Elegy XVI: On His Mistress

Elegy XVI: On His Mistress

By our first strange and fatal interview,
By all desires which thereof did ensue,
By our long starving hopes, by that remorse
Which my words' masculine persuasive force
Begot in thee, and by the memory
Of hurts, which spies and rivals threatened me,
I calmly beg: but by thy father's wrath,
By all pains, which want and divorcement hath,
I conjure thee, and all the oaths which I
And thou have sworn to seal joint constancy,
Here I unswear, and overswear them thus,
Thou shalt not love by ways so dangerous.
Temper, O fair Love, love's impetuous rage,
Be my true Mistress still, not my feigned Page;
I'll go, and, by thy kind leave, leave behind
Thee, only worthy to nurse in my mind
Thirst to come back; O if thou die before,
My soul from other lands to thee shall soar.

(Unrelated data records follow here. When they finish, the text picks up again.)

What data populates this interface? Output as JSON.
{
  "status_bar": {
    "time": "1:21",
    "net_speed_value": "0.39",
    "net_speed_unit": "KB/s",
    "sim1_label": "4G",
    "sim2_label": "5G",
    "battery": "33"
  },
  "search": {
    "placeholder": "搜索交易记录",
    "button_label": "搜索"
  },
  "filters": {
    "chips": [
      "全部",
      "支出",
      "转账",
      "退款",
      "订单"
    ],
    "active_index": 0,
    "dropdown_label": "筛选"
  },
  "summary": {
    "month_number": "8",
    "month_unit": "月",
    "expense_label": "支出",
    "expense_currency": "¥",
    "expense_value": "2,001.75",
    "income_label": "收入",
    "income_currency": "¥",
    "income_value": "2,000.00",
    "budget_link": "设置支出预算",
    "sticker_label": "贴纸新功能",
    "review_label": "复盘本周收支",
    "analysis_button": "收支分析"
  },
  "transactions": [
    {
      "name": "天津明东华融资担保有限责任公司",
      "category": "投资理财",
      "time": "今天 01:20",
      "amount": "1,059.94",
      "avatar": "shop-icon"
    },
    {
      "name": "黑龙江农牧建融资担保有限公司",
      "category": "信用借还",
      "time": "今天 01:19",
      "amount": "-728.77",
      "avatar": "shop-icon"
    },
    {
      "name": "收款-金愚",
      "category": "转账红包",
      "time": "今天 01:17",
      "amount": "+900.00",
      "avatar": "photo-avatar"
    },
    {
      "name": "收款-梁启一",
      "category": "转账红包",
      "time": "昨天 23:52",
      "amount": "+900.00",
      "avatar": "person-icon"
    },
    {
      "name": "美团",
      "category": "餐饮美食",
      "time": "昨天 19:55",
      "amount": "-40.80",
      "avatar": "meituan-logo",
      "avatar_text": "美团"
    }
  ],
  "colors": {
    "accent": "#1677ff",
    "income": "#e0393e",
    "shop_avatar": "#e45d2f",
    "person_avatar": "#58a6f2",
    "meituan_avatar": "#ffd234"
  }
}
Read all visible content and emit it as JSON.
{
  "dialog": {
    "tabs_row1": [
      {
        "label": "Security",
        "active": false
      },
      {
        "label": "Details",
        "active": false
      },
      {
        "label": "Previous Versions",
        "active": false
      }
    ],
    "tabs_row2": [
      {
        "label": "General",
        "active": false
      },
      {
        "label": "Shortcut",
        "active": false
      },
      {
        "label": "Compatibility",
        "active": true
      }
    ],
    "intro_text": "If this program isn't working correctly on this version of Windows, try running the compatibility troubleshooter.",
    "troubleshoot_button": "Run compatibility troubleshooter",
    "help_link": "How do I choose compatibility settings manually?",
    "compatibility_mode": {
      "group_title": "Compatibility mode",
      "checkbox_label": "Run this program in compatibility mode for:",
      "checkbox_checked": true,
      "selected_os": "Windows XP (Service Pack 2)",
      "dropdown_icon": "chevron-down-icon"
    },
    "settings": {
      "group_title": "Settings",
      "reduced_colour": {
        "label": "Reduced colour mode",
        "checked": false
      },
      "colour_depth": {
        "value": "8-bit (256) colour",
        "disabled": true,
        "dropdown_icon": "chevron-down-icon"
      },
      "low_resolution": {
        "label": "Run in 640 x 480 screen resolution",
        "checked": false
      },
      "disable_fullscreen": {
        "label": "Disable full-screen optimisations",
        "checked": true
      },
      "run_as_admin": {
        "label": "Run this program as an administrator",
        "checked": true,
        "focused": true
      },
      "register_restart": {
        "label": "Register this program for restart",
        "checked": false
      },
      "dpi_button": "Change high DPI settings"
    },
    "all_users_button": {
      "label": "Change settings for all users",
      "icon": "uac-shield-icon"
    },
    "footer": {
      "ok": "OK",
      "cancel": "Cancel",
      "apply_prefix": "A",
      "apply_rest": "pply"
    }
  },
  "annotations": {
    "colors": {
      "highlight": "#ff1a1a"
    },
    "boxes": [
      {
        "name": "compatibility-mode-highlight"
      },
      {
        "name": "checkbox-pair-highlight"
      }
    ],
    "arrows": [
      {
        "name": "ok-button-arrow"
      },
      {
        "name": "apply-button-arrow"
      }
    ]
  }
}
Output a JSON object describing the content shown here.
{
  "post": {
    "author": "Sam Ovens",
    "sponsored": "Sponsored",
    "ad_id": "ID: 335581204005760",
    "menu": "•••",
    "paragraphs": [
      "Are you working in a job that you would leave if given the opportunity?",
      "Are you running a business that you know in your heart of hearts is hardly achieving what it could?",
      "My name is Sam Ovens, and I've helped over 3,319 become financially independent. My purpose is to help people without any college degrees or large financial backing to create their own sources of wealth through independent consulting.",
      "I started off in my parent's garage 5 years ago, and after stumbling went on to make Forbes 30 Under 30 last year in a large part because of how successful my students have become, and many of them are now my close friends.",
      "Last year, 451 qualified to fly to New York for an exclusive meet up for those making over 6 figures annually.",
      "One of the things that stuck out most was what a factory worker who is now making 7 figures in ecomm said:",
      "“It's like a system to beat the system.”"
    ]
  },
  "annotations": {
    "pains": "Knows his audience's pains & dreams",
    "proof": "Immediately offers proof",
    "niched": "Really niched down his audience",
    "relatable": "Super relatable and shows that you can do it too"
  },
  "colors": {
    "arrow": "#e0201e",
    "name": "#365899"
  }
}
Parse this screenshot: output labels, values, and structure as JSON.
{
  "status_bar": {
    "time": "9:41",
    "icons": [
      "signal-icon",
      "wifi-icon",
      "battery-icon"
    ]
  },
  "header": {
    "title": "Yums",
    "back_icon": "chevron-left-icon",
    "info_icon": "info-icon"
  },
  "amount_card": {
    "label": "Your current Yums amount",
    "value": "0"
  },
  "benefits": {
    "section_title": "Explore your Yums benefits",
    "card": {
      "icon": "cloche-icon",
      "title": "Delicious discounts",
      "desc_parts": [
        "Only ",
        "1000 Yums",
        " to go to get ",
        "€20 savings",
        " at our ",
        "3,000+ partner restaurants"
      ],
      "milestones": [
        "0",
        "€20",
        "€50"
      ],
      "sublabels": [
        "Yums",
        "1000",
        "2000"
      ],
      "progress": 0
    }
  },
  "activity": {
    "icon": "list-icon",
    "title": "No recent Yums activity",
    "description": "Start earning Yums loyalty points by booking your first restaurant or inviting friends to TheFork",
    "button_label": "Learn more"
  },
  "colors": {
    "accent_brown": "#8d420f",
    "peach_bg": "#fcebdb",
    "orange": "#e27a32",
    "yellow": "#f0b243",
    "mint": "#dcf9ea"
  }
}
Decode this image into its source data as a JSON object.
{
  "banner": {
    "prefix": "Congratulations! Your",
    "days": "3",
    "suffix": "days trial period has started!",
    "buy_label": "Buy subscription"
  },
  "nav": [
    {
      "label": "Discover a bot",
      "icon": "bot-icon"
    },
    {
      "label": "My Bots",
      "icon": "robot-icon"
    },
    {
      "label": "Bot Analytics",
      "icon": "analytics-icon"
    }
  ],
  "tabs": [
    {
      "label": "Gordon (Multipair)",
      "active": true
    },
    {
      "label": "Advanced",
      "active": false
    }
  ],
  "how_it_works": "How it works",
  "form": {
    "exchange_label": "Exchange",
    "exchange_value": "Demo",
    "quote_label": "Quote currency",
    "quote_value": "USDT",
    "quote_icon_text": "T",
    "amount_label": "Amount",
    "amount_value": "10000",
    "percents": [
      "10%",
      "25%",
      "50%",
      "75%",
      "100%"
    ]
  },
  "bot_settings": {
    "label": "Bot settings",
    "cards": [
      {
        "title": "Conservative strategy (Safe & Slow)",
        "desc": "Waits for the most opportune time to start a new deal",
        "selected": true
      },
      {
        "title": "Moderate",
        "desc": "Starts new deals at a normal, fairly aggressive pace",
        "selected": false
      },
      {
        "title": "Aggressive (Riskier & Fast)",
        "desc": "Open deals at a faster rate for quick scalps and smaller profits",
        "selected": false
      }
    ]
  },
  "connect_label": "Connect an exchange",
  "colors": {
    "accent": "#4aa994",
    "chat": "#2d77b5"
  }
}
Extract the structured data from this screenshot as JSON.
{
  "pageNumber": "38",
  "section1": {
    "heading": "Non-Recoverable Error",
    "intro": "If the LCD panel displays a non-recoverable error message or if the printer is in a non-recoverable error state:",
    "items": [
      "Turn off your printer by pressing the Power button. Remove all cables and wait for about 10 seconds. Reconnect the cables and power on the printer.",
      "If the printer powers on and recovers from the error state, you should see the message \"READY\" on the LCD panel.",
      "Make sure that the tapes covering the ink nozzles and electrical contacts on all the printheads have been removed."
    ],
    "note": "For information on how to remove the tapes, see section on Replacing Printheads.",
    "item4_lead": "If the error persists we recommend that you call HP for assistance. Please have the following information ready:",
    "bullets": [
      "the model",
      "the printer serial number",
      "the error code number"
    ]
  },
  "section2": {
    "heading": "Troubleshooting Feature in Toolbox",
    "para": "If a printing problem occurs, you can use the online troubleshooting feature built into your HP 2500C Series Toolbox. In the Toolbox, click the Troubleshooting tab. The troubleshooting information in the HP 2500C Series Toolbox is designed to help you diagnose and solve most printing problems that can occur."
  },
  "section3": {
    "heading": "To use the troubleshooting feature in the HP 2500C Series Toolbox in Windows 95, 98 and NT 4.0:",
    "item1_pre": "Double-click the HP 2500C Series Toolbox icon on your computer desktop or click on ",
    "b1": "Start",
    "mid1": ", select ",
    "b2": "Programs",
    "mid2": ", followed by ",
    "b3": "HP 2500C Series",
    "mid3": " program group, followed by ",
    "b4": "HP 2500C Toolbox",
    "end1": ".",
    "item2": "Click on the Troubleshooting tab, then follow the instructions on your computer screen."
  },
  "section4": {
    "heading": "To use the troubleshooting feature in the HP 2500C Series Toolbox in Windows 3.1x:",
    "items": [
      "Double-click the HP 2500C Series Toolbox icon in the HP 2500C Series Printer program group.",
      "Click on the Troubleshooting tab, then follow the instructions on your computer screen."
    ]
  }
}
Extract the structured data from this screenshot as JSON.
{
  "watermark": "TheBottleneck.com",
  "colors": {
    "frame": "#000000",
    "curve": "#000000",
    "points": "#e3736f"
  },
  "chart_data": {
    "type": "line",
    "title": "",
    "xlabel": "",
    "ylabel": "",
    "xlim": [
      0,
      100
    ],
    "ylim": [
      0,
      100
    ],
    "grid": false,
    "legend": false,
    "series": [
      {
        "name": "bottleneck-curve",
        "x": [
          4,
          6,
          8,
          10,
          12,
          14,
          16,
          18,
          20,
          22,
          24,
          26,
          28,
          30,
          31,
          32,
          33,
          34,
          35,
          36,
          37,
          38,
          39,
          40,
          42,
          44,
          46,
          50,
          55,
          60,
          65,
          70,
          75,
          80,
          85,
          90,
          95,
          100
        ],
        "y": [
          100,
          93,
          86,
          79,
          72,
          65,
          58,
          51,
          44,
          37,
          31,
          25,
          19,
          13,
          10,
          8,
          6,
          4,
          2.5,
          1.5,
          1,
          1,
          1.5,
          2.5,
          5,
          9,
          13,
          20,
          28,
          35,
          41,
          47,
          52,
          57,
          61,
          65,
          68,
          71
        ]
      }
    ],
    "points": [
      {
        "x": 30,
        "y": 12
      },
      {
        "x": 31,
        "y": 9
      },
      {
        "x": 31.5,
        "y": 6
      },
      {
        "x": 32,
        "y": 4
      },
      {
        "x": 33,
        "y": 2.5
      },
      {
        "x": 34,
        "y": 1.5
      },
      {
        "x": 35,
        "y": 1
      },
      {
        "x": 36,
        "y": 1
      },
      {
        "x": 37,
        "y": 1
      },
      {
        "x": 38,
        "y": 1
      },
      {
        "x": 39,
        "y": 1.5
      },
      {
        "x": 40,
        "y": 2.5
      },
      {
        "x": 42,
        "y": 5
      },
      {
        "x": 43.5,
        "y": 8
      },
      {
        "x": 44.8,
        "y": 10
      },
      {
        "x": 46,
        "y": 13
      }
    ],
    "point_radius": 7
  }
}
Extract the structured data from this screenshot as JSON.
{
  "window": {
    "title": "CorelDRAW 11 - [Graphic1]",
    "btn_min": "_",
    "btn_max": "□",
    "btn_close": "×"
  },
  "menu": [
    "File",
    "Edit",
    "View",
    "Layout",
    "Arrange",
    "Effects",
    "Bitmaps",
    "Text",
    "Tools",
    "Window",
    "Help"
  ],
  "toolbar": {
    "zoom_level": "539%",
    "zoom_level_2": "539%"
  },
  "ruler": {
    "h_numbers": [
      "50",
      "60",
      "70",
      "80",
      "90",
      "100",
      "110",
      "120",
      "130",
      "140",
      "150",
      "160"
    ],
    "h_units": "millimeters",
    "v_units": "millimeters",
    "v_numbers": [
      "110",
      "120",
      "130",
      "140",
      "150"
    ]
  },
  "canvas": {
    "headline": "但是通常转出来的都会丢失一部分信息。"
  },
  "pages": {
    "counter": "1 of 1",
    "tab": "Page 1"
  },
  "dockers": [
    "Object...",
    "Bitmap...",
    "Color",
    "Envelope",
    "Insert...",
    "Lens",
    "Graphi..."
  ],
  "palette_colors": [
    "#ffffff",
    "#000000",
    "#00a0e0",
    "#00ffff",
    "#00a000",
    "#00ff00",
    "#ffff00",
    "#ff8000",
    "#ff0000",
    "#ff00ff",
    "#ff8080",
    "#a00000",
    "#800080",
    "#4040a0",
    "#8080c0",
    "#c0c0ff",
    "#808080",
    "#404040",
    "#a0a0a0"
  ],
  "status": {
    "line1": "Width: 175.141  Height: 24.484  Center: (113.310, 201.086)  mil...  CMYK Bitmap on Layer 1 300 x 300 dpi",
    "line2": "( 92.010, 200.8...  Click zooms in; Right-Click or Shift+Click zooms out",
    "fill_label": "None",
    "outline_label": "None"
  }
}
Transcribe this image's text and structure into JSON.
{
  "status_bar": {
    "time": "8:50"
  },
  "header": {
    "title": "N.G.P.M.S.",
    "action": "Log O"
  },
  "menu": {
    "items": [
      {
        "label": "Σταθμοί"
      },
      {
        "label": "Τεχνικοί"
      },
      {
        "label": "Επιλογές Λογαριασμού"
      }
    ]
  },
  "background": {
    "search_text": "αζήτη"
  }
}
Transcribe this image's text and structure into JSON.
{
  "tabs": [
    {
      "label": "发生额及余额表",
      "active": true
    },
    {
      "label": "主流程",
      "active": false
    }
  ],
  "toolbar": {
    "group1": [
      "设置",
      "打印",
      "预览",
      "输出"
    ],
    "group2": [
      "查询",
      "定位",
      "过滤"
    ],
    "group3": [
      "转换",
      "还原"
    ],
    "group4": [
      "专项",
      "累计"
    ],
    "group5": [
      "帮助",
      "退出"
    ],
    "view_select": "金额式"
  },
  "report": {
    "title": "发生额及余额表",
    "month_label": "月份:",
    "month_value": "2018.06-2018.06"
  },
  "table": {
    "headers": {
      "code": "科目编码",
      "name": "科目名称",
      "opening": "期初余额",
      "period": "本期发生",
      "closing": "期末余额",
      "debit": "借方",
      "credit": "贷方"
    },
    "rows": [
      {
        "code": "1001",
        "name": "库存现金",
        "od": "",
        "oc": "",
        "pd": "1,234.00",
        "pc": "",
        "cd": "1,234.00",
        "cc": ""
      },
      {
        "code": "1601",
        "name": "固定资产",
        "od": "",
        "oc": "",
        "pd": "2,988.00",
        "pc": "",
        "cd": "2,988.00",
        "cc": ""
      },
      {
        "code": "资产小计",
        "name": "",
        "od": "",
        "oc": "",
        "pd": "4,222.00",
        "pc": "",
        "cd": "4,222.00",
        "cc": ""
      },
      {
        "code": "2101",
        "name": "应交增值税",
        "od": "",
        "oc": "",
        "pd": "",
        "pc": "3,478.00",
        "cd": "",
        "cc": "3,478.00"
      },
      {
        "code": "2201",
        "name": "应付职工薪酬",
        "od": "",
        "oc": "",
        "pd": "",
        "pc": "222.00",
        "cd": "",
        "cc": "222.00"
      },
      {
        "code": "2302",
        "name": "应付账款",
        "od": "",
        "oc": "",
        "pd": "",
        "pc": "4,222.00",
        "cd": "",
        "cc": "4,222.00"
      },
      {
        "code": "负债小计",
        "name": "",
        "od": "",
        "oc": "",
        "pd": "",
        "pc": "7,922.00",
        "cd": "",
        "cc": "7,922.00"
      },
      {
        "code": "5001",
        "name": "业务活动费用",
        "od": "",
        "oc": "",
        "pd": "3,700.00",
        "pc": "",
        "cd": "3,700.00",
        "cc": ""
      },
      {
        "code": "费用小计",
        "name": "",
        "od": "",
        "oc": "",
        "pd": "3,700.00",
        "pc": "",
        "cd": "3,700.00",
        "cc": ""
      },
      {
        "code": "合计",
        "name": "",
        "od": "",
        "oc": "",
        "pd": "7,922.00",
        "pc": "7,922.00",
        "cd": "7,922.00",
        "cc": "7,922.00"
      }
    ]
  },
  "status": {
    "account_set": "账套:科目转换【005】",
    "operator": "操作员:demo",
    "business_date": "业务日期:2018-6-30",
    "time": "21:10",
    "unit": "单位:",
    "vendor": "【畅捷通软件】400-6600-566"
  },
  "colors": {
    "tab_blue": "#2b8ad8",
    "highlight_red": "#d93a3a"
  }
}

Thy (else Almighty) beauty cannot move
Rage from the Seas, nor thy love teach them love,
Nor tame wild Boreas' harshness; thou hast read
How roughly he in pieces shivered
Fair Orithea, wbom he swore he loved.
Fall ill or good, 'tis madness to have proved
Dangers unurged; feed on this flattery,
That absent Lovers one in th' other be.
Dissemble nothing, not a boy, nor change
Thy body's habit, nor mind's; be not strange
To thyself only; all will spy in thy face
A blushing womanly discovering grace;
Ricbly clothed Apes are called Apes, and as soon
Eclipsed as bright we call the Moon the Moon.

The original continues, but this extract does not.